I tried to make a program that would give the whole factors for an inputed number. When i run it throught the command prompt it gives me a bunch of 1's, how do I make it to print each factor only once?

import java.util.Scanner;

public class Factors
{
    public static void main(String args[])
    {
        // Create a Scanner so we can get input from the user.
        Scanner input = new Scanner(System.in);
        int numbertofactor; //number they enter for integers
        int total; //number divided by each under it

        //welcome 

        System.out.print("Welcome!
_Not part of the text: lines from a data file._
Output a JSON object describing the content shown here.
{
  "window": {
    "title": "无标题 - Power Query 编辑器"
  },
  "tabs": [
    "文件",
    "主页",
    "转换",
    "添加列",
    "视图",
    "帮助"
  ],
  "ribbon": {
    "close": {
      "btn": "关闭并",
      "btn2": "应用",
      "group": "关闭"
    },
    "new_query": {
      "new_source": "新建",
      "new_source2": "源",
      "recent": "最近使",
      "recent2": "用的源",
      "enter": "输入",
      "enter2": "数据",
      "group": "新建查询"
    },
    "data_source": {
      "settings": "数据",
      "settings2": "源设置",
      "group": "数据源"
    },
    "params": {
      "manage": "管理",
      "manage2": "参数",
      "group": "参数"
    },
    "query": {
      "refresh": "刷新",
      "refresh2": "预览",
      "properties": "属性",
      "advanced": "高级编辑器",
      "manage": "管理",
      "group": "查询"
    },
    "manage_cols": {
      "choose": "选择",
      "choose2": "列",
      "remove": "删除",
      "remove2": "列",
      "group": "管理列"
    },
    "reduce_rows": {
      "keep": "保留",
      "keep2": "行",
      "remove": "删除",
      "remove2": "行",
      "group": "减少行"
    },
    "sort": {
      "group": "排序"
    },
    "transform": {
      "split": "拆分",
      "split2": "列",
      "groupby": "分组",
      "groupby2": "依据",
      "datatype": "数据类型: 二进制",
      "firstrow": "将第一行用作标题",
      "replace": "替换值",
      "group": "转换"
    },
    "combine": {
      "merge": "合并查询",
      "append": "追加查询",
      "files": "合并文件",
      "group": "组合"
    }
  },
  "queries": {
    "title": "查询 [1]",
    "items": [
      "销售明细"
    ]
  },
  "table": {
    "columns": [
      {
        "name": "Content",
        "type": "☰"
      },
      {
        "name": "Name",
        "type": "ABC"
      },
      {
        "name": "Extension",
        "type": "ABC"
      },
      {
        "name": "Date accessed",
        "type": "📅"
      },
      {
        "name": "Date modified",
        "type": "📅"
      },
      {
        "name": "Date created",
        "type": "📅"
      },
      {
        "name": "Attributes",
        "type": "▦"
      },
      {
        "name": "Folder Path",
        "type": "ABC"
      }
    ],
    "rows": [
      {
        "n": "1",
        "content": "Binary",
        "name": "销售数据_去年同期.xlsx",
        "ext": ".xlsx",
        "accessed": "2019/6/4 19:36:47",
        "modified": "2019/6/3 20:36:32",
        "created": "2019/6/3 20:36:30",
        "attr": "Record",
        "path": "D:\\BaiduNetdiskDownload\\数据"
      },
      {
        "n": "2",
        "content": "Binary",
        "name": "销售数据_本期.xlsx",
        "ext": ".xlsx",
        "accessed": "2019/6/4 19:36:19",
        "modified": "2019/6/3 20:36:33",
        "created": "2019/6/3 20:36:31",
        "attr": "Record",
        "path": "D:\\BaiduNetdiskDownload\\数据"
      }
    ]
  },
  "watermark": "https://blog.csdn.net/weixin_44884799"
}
This program determines factors for Please enter an integer:");
        numbertofactor = input.nextInt();

        if (numbertofactor>0)
            {
                for (int counter = numbertofactor; counter>0; counter--)
                {
                    total = numbertofactor/counter;
                    if(numbertofactor%total == 0)
                    {
                        System.out.println(+total);
                    }
                }
            }
        else if(numbertofactor<0)
            {
                while (numbertofactor<1)
                {
                    System.out.print("Please enter a vaild factor.");
                }
            }
    }
}


C:\Users\jorda\Documents\CSCI201\Assignment3>java Factors

This is what I get when I put it in the comman prompt:

Welcome! This program determines factors for Please enter an integer:15
1
1
1
1
1
1
1
1
3
3
5
15

Recommended Answers

All 2 Replies

the problem is with the variable you call "total".
Your loop sets total to 15/15 then 15/14, then 5/13 etc - which in integer arithmetic keeps giving you 1's
I don't undersatnd what that variable is for anyway. In pseudo-code all you need is

for possible = 2 to (number-1) // 1 and number don't count as  factors
   if  (number modulo possible) == 0 then possible is a factor

Because in Java, int stores a number, not a decimal. When you divide an int with another int, the result will be a number (no decimal). You should read more on Java data type. You may use float instead, but then you will have to be careful on rounding error (shouldn't directly compare a divided result to 0).

Edited: Didn't see James answer, so mine looks redundant :P I hate this new look!